Indiana advances plan to expand school choice program to more students

The pillars inside the Indiana Statehouse
Photo of the interior of Indiana Statehouse. A Senate proposal would make Education Scholarship Accounts open to Indiana families who meet income limits. (Image Ideas / Getty Images)

Indiana’s 2023 legislative session is under way, and state legislators have introduced more than 100 new education bills and bills impacting schools and students. For the latest Indiana education news, sign up for Chalkbeat Indiana’s free newsletter here.

A bill that would expand school choice in Indiana and divert funds from public schools  advanced on Wednesday with major changes.

Senate lawmakers enlarged the pool of students who could receive state money to attend private schools, but backed away from an initial proposal that would have opened the state’s Education Scholarship Accounts to all students regardless of family income or education needs.  

Sen. Brian Buchanan amended his bill on Wednesday to limit the accounts to families meeting the program’s current income requirements. His changes also would reserve half of the total appropriation for students who receive special education services — the group the accounts currently serve.

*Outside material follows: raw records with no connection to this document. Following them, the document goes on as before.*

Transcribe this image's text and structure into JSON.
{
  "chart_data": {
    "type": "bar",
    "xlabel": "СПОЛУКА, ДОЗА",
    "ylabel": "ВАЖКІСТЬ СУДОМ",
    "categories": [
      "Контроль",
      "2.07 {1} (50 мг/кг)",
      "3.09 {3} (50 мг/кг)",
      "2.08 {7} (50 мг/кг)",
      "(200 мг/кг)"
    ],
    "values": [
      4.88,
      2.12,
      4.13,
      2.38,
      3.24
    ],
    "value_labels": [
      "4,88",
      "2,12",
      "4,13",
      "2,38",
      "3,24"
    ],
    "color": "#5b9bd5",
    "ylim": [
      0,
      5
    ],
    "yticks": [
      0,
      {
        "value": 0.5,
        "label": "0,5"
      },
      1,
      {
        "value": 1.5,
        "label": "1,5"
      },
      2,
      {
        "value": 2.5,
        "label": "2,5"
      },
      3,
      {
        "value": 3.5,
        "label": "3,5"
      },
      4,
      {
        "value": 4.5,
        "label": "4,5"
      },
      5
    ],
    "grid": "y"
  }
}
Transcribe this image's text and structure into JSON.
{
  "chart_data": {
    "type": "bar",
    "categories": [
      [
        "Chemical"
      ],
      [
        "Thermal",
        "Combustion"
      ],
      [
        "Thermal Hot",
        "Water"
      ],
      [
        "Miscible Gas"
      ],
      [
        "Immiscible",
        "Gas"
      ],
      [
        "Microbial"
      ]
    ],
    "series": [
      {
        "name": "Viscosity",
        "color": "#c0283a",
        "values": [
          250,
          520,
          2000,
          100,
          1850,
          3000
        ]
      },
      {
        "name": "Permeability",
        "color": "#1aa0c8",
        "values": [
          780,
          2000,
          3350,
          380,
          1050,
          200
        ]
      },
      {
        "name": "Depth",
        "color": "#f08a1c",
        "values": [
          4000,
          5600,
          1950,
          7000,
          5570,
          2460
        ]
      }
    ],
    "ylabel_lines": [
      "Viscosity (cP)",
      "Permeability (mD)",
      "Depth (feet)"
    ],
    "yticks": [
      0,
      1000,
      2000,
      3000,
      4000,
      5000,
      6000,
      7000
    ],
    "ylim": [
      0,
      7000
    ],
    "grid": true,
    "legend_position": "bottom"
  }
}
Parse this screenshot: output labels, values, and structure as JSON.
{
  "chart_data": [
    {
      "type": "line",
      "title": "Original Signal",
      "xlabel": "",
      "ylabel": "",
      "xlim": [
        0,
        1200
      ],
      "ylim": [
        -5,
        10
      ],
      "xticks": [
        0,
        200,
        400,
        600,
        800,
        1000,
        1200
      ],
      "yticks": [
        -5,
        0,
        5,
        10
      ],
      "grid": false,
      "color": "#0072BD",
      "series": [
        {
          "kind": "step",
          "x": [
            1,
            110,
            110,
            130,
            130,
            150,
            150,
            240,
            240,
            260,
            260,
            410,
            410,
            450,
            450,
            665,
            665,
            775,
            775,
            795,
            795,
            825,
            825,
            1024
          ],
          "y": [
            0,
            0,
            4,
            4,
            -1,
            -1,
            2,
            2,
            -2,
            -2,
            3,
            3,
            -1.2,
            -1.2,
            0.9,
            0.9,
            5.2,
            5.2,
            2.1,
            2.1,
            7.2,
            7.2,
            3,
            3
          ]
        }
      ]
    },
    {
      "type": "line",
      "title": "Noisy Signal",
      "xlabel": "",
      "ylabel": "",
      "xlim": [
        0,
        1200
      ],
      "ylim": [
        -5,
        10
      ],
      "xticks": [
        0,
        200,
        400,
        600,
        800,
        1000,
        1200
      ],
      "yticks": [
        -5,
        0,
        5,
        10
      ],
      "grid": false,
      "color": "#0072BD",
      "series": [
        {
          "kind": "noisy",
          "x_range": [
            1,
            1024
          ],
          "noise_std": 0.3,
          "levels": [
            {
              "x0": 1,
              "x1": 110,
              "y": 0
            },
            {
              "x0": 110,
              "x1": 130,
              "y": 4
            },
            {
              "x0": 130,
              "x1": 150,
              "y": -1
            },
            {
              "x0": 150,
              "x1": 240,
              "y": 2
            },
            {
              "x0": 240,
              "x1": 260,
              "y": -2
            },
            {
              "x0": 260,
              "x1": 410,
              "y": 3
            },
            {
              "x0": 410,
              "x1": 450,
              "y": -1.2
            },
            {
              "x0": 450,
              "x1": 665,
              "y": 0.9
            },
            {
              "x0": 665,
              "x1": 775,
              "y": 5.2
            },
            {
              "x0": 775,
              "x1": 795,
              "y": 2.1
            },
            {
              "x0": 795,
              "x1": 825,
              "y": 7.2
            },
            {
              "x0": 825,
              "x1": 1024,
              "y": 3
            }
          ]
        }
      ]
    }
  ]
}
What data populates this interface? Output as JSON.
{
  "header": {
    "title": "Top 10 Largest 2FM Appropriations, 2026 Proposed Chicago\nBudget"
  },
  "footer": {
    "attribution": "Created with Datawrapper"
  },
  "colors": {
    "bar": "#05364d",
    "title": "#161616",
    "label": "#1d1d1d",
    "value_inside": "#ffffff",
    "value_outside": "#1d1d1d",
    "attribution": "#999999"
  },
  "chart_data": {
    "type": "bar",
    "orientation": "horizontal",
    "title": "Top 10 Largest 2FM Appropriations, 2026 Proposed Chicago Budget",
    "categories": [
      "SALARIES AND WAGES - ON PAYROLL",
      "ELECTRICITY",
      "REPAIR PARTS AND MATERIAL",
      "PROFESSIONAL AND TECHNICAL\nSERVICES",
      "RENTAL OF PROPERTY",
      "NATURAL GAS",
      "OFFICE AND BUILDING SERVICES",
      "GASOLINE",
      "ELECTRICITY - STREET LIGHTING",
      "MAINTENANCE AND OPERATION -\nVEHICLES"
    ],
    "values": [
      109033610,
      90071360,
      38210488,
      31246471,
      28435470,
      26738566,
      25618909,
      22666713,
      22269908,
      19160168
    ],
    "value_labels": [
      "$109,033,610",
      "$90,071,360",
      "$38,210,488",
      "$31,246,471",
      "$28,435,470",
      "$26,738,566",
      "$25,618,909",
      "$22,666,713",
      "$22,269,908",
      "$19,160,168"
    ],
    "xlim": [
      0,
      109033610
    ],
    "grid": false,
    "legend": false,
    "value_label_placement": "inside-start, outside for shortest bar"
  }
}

The amended legislation passed the Senate Committee on Education and Career Development by a vote of 8-5, with GOP Sen. Jean Leising joining the four Democrats on the committee in opposition. It now heads to the appropriations committee. 

The bill could become one of the more notable education policy legacies of Indiana’s 2023 legislative session. Proponents say it puts more control in parents’ hands over their children’s education. 

“Any time you can give more choice and more options for parents, I believe it’s better,” said the bill’s author, Buchanan, in committee hearings last week. 

Meanwhile, critics assail the program for siphoning off funds from state education and public schools. 

“This is not about parent choice, this is about diverting and divesting money away from public schools,” said Sen. Fady Qaddoura, a Democrat.

Other concerns from opposition lawmakers included expanding a relatively new program to all families without data to gauge its effectiveness. 

Created in 2021, the scholarship accounts currently are open only to students who receive special education services and whose families who don’t exceed certain limits on household income, allowing them to use state funding to attend private schools. 

Buchanan’s bill would remove special education requirements, opening the choice program to families with a household income up to 300% of the federal poverty level. It would also raise the grant that a student would receive from 90% to 100% of the state tuition dollars earmarked for their public school.

The total cost of the proposal hasn’t been revealed, and that cost will determine the number of students who could participate.  Buchanan said the appropriations committee would make that determination, but that he would support a $10 million appropriation, equal to its current budget. 

Though just 143 students participate in the education scholarship program in 2022-23, interest is likely to increase as more people become aware of it, according to the bill’s fiscal note. Senate Bill 305 will make more families whose students attend private schools eligible for state support, potentially increasing the total cost to the state, according to the note. 

The education scholarship accounts are separate from the Choice Scholarship program, which is open to most students from low- and moderate-income families in Indiana. That program served around 44,000 students last year, at a cost of about $240 million.

The expansion of the education scholarship accounts is not the only voucher or voucher-like program that lawmakers are considering this session. Another would create career scholarship accounts, giving students state grants to spend on job training with organizations outside their schools.

Career scholarship accounts would not come out of tuition support dollars for schools, though they would render schools ineligible for career and technical education dollars for each student who opts for a scholarship account instead.